Vancouver Sun

Pipeline protesters ask judge to step aside

- KEITH FRASER kfraser@postmedia.com twitter.com/keithrfras­er

Two protesters who were arrested at Kinder Morgan’s Trans Mountain Pipeline project in the summer and are facing jail time are asking the judge in their case to step aside over alleged bias.

Rita Wong, 50, and Mairy Beam, 69, who call themselves “land and water defenders,” gave submission­s before B.C. Supreme Court Justice Kenneth Affleck in Vancouver on Thursday.

They were taken into custody Aug. 24 for allegedly breaching an injunction that the judge had issued in March ordering that protesters not block the pipeline work site in Burnaby.

The two women, who are togo on trial on Dec. 3 and face a minimum of 14 days in jail, were among more than 200 people taken into custody and charged with criminal contempt of court.

They told the judge that while he hadn’t demonstrat­ed actual bias, there was evidence of a reasonable “apprehensi­on” of bias and that he should recuse himself.

The defendants said the court had repeatedly failed to apply wellsettle­d law, had used language that led to an apprehensi­on of bias and had silenced freedom of expression.

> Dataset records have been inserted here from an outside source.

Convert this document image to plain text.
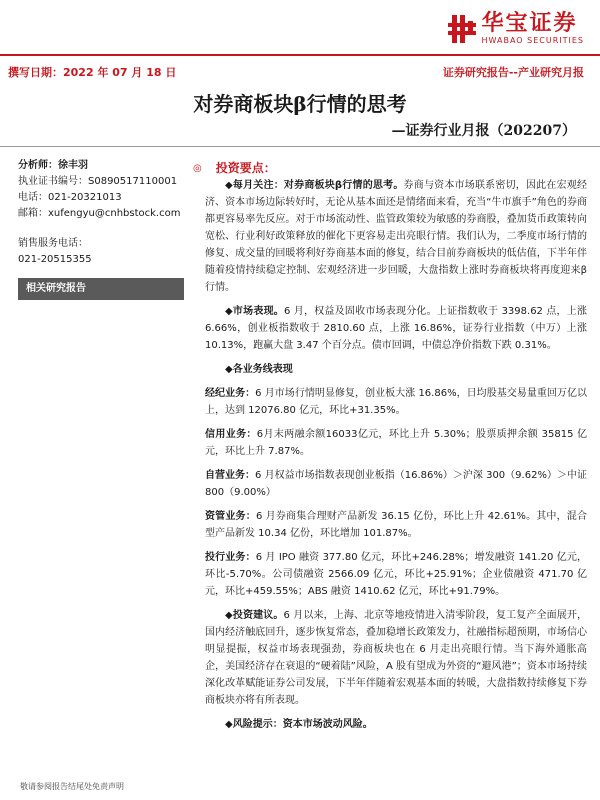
华宝证券
HWABAO SECURITIES
撰写日期：2022 年 07 月 18 日	证券研究报告--产业研究月报
对券商板块β行情的思考
—证券行业月报（202207）
分析师：徐丰羽
执业证书编号：S0890517110001
电话：021-20321013
邮箱：xufengyu@cnhbstock.com
销售服务电话：
021-20515355
相关研究报告
◎ 投资要点：

◆每月关注：对券商板块β行情的思考。券商与资本市场联系密切，因此在宏观经济、资本市场边际转好时，无论从基本面还是情绪面来看，充当“牛市旗手”角色的券商都更容易率先反应。对于市场流动性、监管政策较为敏感的券商股，叠加货币政策转向宽松、行业利好政策释放的催化下更容易走出亮眼行情。我们认为，二季度市场行情的修复、成交量的回暖将利好券商基本面的修复，结合目前券商板块的低估值，下半年伴随着疫情持续稳定控制、宏观经济进一步回暖，大盘指数上涨时券商板块将再度迎来β行情。

◆市场表现。6 月，权益及固收市场表现分化。上证指数收于 3398.62 点，上涨 6.66%，创业板指数收于 2810.60 点，上涨 16.86%，证券行业指数（中万）上涨 10.13%，跑赢大盘 3.47 个百分点。债市回调，中债总净价指数下跌 0.31%。

◆各业务线表现

经纪业务：6 月市场行情明显修复，创业板大涨 16.86%，日均股基交易量重回万亿以上，达到 12076.80 亿元，环比+31.35%。

信用业务：6月末两融余额16033亿元，环比上升 5.30%；股票质押余额 35815 亿元，环比上升 7.87%。

自营业务：6 月权益市场指数表现创业板指（16.86%）＞沪深 300（9.62%）＞中证 800（9.00%）

资管业务：6 月券商集合理财产品新发 36.15 亿份，环比上升 42.61%。其中，混合型产品新发 10.34 亿份，环比增加 101.87%。

投行业务：6 月 IPO 融资 377.80 亿元，环比+246.28%；增发融资 141.20 亿元，环比-5.70%。公司债融资 2566.09 亿元，环比+25.91%；企业债融资 471.70 亿元，环比+459.55%；ABS 融资 1410.62 亿元，环比+91.79%。

◆投资建议。6 月以来，上海、北京等地疫情进入清零阶段，复工复产全面展开，国内经济触底回升，逐步恢复常态，叠加稳增长政策发力，社融指标超预期，市场信心明显提振，权益市场表现强劲，券商板块也在 6 月走出亮眼行情。当下海外通胀高企，美国经济存在衰退的“硬着陆”风险，A 股有望成为外资的“避风港”；资本市场持续深化改革赋能证券公司发展，下半年伴随着宏观基本面的转暖，大盘指数持续修复下券商板块亦将有所表现。

◆风险提示：资本市场波动风险。

敬请参阅报告结尾处免责声明
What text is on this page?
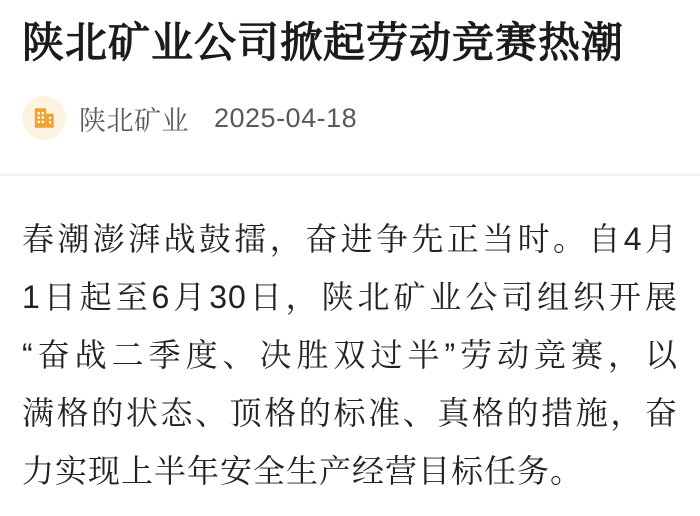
陕北矿业公司掀起劳动竞赛热潮
陕北矿业 2025-04-18
春潮澎湃战鼓擂，奋进争先正当时。自4月
1日起至6月30日，陕北矿业公司组织开展
“奋战二季度、决胜双过半”劳动竞赛，以
满格的状态、顶格的标准、真格的措施，奋
力实现上半年安全生产经营目标任务。
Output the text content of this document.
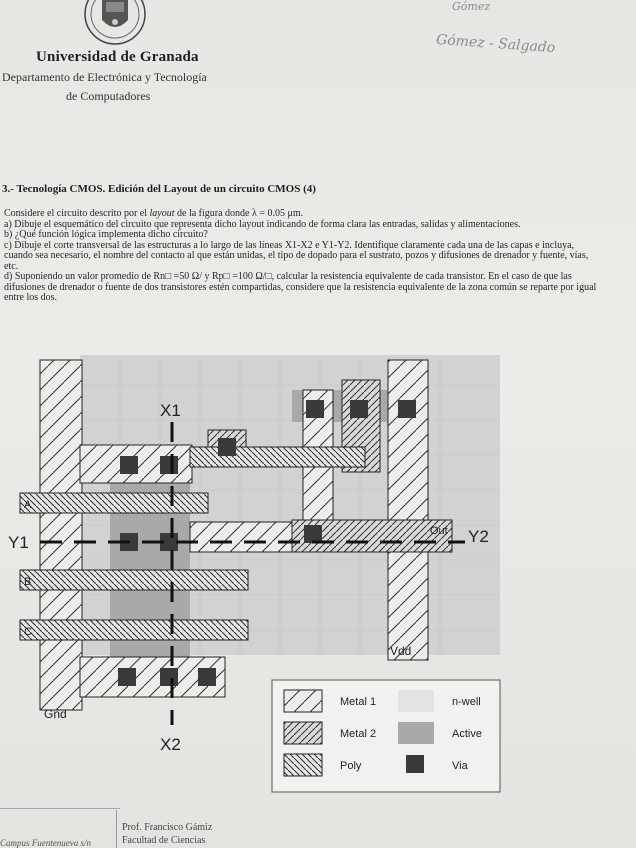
Universidad de Granada
Departamento de Electrónica y Tecnología
de Computadores
Gómez
Gómez - Salgado
3.- Tecnología CMOS. Edición del Layout de un circuito CMOS (4)

Considere el circuito descrito por el layout de la figura donde λ = 0.05 μm.

a) Dibuje el esquemático del circuito que representa dicho layout indicando de forma clara las entradas, salidas y alimentaciones.

b) ¿Qué función lógica implementa dicho circuito?

c) Dibuje el corte transversal de las estructuras a lo largo de las líneas X1-X2 e Y1-Y2. Identifique claramente cada una de las capas e incluya, cuando sea necesario, el nombre del contacto al que están unidas, el tipo de dopado para el sustrato, pozos y difusiones de drenador y fuente, vías, etc.

d) Suponiendo un valor promedio de Rn□ =50 Ω/ y Rp□ =100 Ω/□, calcular la resistencia equivalente de cada transistor. En el caso de que las difusiones de drenador o fuente de dos transistores estén compartidas, considere que la resistencia equivalente de la zona común se reparte por igual entre los dos.

X1
X2
Y1	Y2
A
B
C
Gnd
Vdd
Out
Metal 1
Metal 2
Poly
n-well
Active
Via
Prof. Francisco Gámiz
Facultad de Ciencias
Campus Fuentenueva s/n
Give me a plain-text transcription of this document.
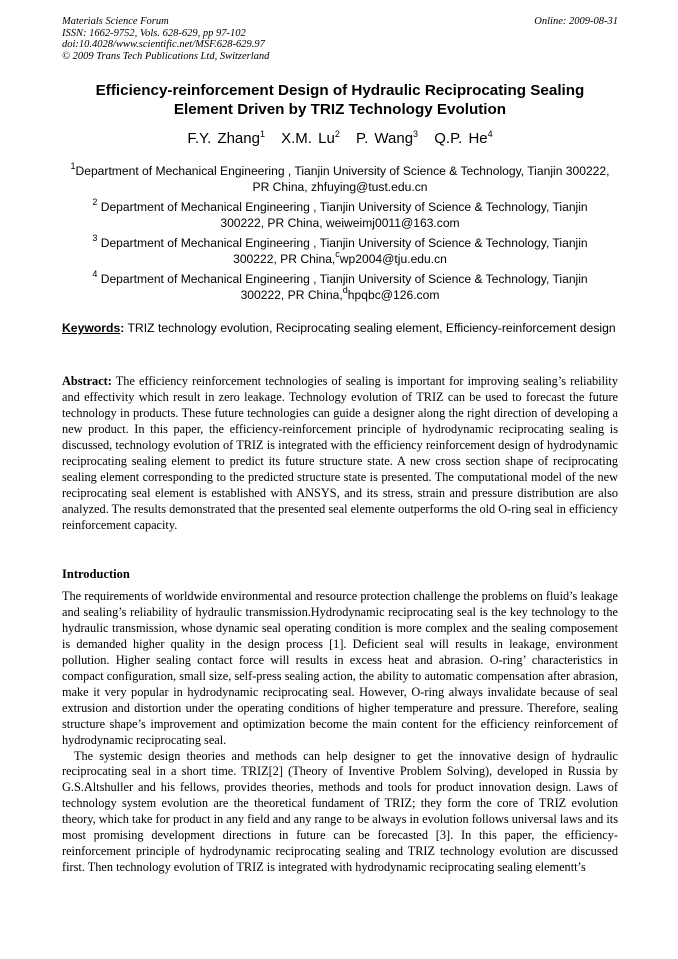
Materials Science Forum
ISSN: 1662-9752, Vols. 628-629, pp 97-102
doi:10.4028/www.scientific.net/MSF.628-629.97
© 2009 Trans Tech Publications Ltd, Switzerland
Online: 2009-08-31
Efficiency-reinforcement Design of Hydraulic Reciprocating Sealing
Element Driven by TRIZ Technology Evolution
F.Y. Zhang$^1$ X.M. Lu$^2$ P. Wang$^3$ Q.P. He$^4$
$^1$Department of Mechanical Engineering , Tianjin University of Science & Technology, Tianjin 300222, PR China, zhfuying@tust.edu.cn
$^2$ Department of Mechanical Engineering , Tianjin University of Science & Technology, Tianjin 300222, PR China, weiweimj0011@163.com
$^3$ Department of Mechanical Engineering , Tianjin University of Science & Technology, Tianjin 300222, PR China,$^c$wp2004@tju.edu.cn
$^4$ Department of Mechanical Engineering , Tianjin University of Science & Technology, Tianjin 300222, PR China,$^d$hpqbc@126.com
Keywords: TRIZ technology evolution, Reciprocating sealing element, Efficiency-reinforcement design
Abstract: The efficiency reinforcement technologies of sealing is important for improving sealing’s reliability and effectivity which result in zero leakage. Technology evolution of TRIZ can be used to forecast the future technology in products. These future technologies can guide a designer along the right direction of developing a new product. In this paper, the efficiency-reinforcement principle of hydrodynamic reciprocating sealing is discussed, technology evolution of TRIZ is integrated with the efficiency reinforcement design of hydrodynamic reciprocating sealing element to predict its future structure state. A new cross section shape of reciprocating sealing element corresponding to the predicted structure state is presented. The computational model of the new reciprocating seal element is established with ANSYS, and its stress, strain and pressure distribution are also analyzed. The results demonstrated that the presented seal elemente outperforms the old O-ring seal in efficiency reinforcement capacity.
Introduction

The requirements of worldwide environmental and resource protection challenge the problems on fluid’s leakage and sealing’s reliability of hydraulic transmission.Hydrodynamic reciprocating seal is the key technology to the hydraulic transmission, whose dynamic seal operating condition is more complex and the sealing composement is demanded higher quality in the design process [1]. Deficient seal will results in leakage, environment pollution. Higher sealing contact force will results in excess heat and abrasion. O-ring’ characteristics in compact configuration, small size, self-press sealing action, the ability to automatic compensation after abrasion, make it very popular in hydrodynamic reciprocating seal. However, O-ring always invalidate because of seal extrusion and distortion under the operating conditions of higher temperature and pressure. Therefore, sealing structure shape’s improvement and optimization become the main content for the efficiency reinforcement of hydrodynamic reciprocating seal.

The systemic design theories and methods can help designer to get the innovative design of hydraulic reciprocating seal in a short time. TRIZ[2] (Theory of Inventive Problem Solving), developed in Russia by G.S.Altshuller and his fellows, provides theories, methods and tools for product innovation design. Laws of technology system evolution are the theoretical fundament of TRIZ; they form the core of TRIZ evolution theory, which take for product in any field and any range to be always in evolution follows universal laws and its most promising development directions in future can be forecasted [3]. In this paper, the efficiency-reinforcement principle of hydrodynamic reciprocating sealing and TRIZ technology evolution are discussed first. Then technology evolution of TRIZ is integrated with hydrodynamic reciprocating sealing elementt’s
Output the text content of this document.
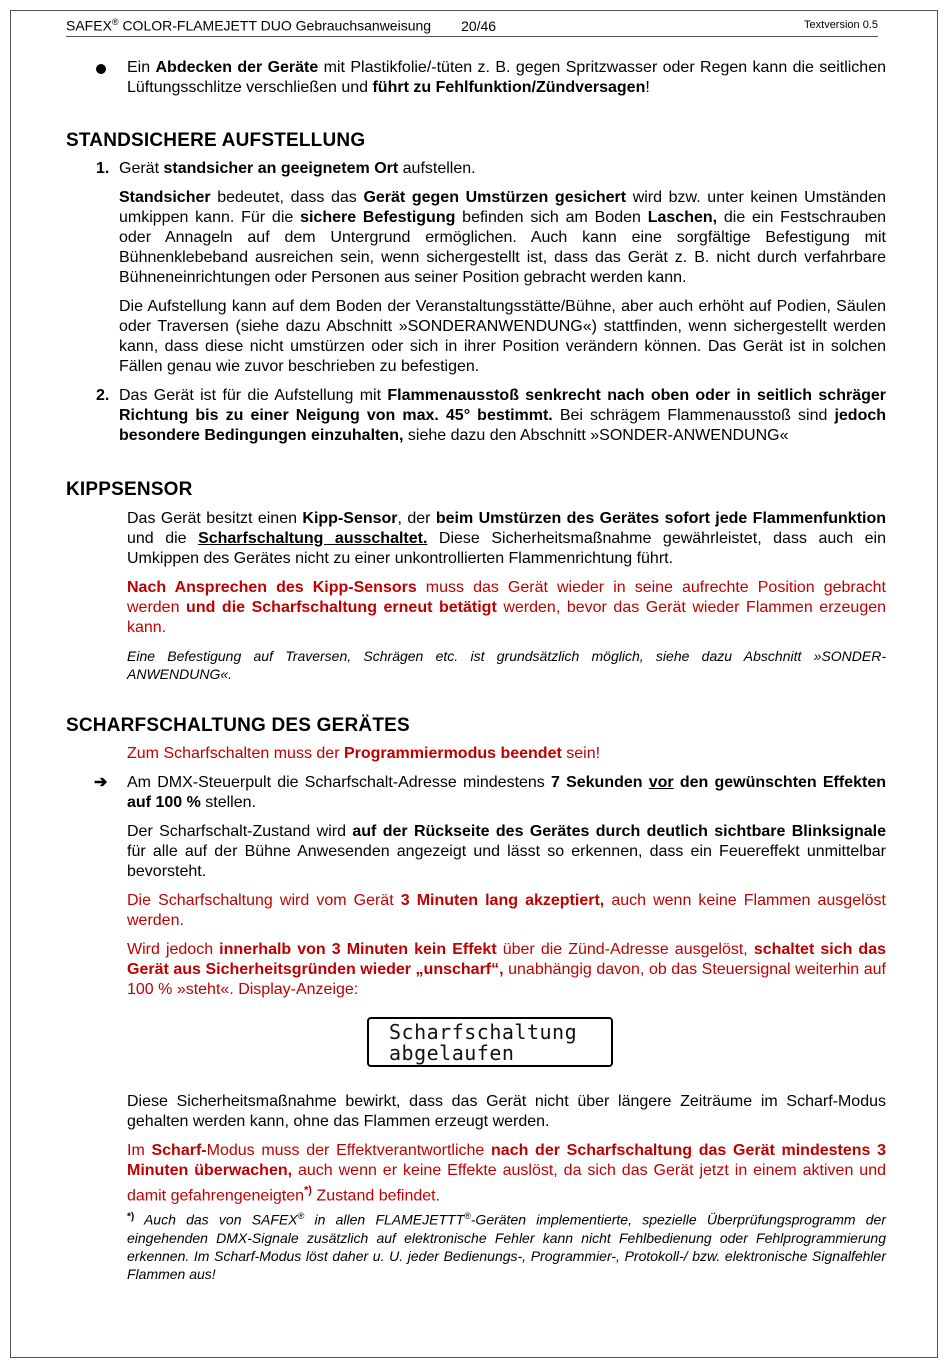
SAFEX® COLOR-FLAMEJETT DUO Gebrauchsanweisung 20/46	Textversion 0.5

Ein Abdecken der Geräte mit Plastikfolie/-tüten z. B. gegen Spritzwasser oder Regen kann die seitlichen Lüftungsschlitze verschließen und führt zu Fehlfunktion/Zündversagen!

STANDSICHERE AUFSTELLUNG
1. Gerät standsicher an geeignetem Ort aufstellen.

Standsicher bedeutet, dass das Gerät gegen Umstürzen gesichert wird bzw. unter keinen Umständen umkippen kann. Für die sichere Befestigung befinden sich am Boden Laschen, die ein Festschrauben oder Annageln auf dem Untergrund ermöglichen. Auch kann eine sorgfältige Befestigung mit Bühnenklebeband ausreichen sein, wenn sichergestellt ist, dass das Gerät z. B. nicht durch verfahrbare Bühneneinrichtungen oder Personen aus seiner Position gebracht werden kann.

Die Aufstellung kann auf dem Boden der Veranstaltungsstätte/Bühne, aber auch erhöht auf Podien, Säulen oder Traversen (siehe dazu Abschnitt »SONDERANWENDUNG«) stattfinden, wenn sichergestellt werden kann, dass diese nicht umstürzen oder sich in ihrer Position verändern können. Das Gerät ist in solchen Fällen genau wie zuvor beschrieben zu befestigen.

2. Das Gerät ist für die Aufstellung mit Flammenausstoß senkrecht nach oben oder in seitlich schräger Richtung bis zu einer Neigung von max. 45° bestimmt. Bei schrägem Flammenausstoß sind jedoch besondere Bedingungen einzuhalten, siehe dazu den Abschnitt »SONDER-ANWENDUNG«

KIPPSENSOR

Das Gerät besitzt einen Kipp-Sensor, der beim Umstürzen des Gerätes sofort jede Flammenfunktion und die Scharfschaltung ausschaltet. Diese Sicherheitsmaßnahme gewährleistet, dass auch ein Umkippen des Gerätes nicht zu einer unkontrollierten Flammenrichtung führt.

Nach Ansprechen des Kipp-Sensors muss das Gerät wieder in seine aufrechte Position gebracht werden und die Scharfschaltung erneut betätigt werden, bevor das Gerät wieder Flammen erzeugen kann.

Eine Befestigung auf Traversen, Schrägen etc. ist grundsätzlich möglich, siehe dazu Abschnitt »SONDER-ANWENDUNG«.

SCHARFSCHALTUNG DES GERÄTES

Zum Scharfschalten muss der Programmiermodus beendet sein!

➔ Am DMX-Steuerpult die Scharfschalt-Adresse mindestens 7 Sekunden vor den gewünschten Effekten auf 100 % stellen.

Der Scharfschalt-Zustand wird auf der Rückseite des Gerätes durch deutlich sichtbare Blinksignale für alle auf der Bühne Anwesenden angezeigt und lässt so erkennen, dass ein Feuereffekt unmittelbar bevorsteht.

Die Scharfschaltung wird vom Gerät 3 Minuten lang akzeptiert, auch wenn keine Flammen ausgelöst werden.

Wird jedoch innerhalb von 3 Minuten kein Effekt über die Zünd-Adresse ausgelöst, schaltet sich das Gerät aus Sicherheitsgründen wieder „unscharf“, unabhängig davon, ob das Steuersignal weiterhin auf 100 % »steht«. Display-Anzeige:

Scharfschaltung
abgelaufen

Diese Sicherheitsmaßnahme bewirkt, dass das Gerät nicht über längere Zeiträume im Scharf-Modus gehalten werden kann, ohne das Flammen erzeugt werden.

Im Scharf-Modus muss der Effektverantwortliche nach der Scharfschaltung das Gerät mindestens 3 Minuten überwachen, auch wenn er keine Effekte auslöst, da sich das Gerät jetzt in einem aktiven und damit gefahrengeneigten*) Zustand befindet.

*) Auch das von SAFEX® in allen FLAMEJETTT®-Geräten implementierte, spezielle Überprüfungsprogramm der eingehenden DMX-Signale zusätzlich auf elektronische Fehler kann nicht Fehlbedienung oder Fehlprogrammierung erkennen. Im Scharf-Modus löst daher u. U. jeder Bedienungs-, Programmier-, Protokoll-/ bzw. elektronische Signalfehler Flammen aus!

A number of examples of the judge’s alleged shortcomin­gs were given, including his decision to decline a so-called Gladue report for an Indigenous offender being sentenced in June.

Kat Roivas, the Indigenous offender, was called as a witness Thursday and said that the failure to order the report, which is commonly ordered for Aboriginal offenders on sentencing, indicated to her that the court did not respect her rights.